I keep seeing various people, including those who I respect, using the word ‘patriotism’ as a positive alternative to nationalism. I must admit that, like many people who went to school in the USSR, I find the word “patriot” disturbing, because of it being a larger-than-life marker of both moral and material corruption. Falsely ascribed to Saltykov-Shchedrin, but nevertheless a widely popular line immediately comes to mind: “If you hear someone shouting about patriotism, be sure that something has been stolen somewhere”.
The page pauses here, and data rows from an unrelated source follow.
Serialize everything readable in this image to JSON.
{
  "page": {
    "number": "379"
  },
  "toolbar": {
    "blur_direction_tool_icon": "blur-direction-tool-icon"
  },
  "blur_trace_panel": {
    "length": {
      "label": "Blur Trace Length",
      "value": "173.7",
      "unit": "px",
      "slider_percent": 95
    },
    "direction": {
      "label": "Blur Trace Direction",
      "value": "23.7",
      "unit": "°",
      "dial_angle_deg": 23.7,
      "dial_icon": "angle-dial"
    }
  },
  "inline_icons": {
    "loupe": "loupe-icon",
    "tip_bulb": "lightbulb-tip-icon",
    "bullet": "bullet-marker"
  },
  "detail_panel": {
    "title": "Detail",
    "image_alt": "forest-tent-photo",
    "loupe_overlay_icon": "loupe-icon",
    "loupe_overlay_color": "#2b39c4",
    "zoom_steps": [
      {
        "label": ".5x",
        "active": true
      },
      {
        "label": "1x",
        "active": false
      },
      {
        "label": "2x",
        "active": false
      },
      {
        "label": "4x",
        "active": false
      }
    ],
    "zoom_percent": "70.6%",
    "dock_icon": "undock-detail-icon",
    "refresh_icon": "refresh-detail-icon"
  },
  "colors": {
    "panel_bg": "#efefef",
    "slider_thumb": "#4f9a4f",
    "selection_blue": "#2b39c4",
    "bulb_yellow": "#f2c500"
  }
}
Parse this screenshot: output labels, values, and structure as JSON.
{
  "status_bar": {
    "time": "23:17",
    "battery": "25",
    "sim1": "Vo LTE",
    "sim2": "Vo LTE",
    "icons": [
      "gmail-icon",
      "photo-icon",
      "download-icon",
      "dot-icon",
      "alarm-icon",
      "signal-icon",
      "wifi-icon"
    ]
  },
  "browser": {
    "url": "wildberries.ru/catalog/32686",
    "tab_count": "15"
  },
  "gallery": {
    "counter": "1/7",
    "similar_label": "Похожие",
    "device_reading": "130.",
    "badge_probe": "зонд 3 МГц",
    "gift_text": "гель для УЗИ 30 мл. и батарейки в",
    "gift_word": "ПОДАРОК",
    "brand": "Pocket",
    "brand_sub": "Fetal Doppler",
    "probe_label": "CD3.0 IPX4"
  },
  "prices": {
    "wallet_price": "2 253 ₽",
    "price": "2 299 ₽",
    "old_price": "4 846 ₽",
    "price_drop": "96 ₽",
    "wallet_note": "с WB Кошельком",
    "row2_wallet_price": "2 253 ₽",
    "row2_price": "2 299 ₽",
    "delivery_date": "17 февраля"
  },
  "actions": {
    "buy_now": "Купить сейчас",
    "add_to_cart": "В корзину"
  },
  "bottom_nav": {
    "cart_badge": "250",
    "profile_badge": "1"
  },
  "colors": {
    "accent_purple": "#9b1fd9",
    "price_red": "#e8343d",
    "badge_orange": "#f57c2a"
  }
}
But besides emotions, there is also a rationale behind my aversion to most, if not all things “patriotic”. It’s the word patria or fatherland itself that’s problematic. It derives from the cult of common ancestors, which cemented prehistoric tribal cultures. But tribalism, built around a patriarchal figure who rewards relatives for their loyalty to the tribe and rallies them against hostile strangers, is something modern societies have been struggling to overcome over centuries, while trying to build a more efficient, impersonal and meritocratic state.
In his two-volume treatise on political order and decay, Francis Fukuyama shows how people’s natural tendency to reward relatives by giving them higher status and access to resources at the expense of better-performing non-relatives led to the decay of powerful political regimes over centuries. Nationalism, which one may call patriotism so it sounds more seemly, is a path to corruption because it rewards ethnic kinship at the expense of decency and talent. In Eastern Europe, it is simply a front for post-Communist mafia state.
For someone like me, who came of age in the late 1980s, the word solidarity suits much better as an alternative to nationalism as it transcends national borders linking with the old Polish slogan: “For our and your freedom!”. When instead of dividing nations, the frontline in the global war of values cuts right through them – in the US, Britain, Russia and everywhere in Eastern Europe – it is international solidarity of people who cherish freedom, openness and diversity that matters, while “patriotism” is something that belongs to the other side of the barricade.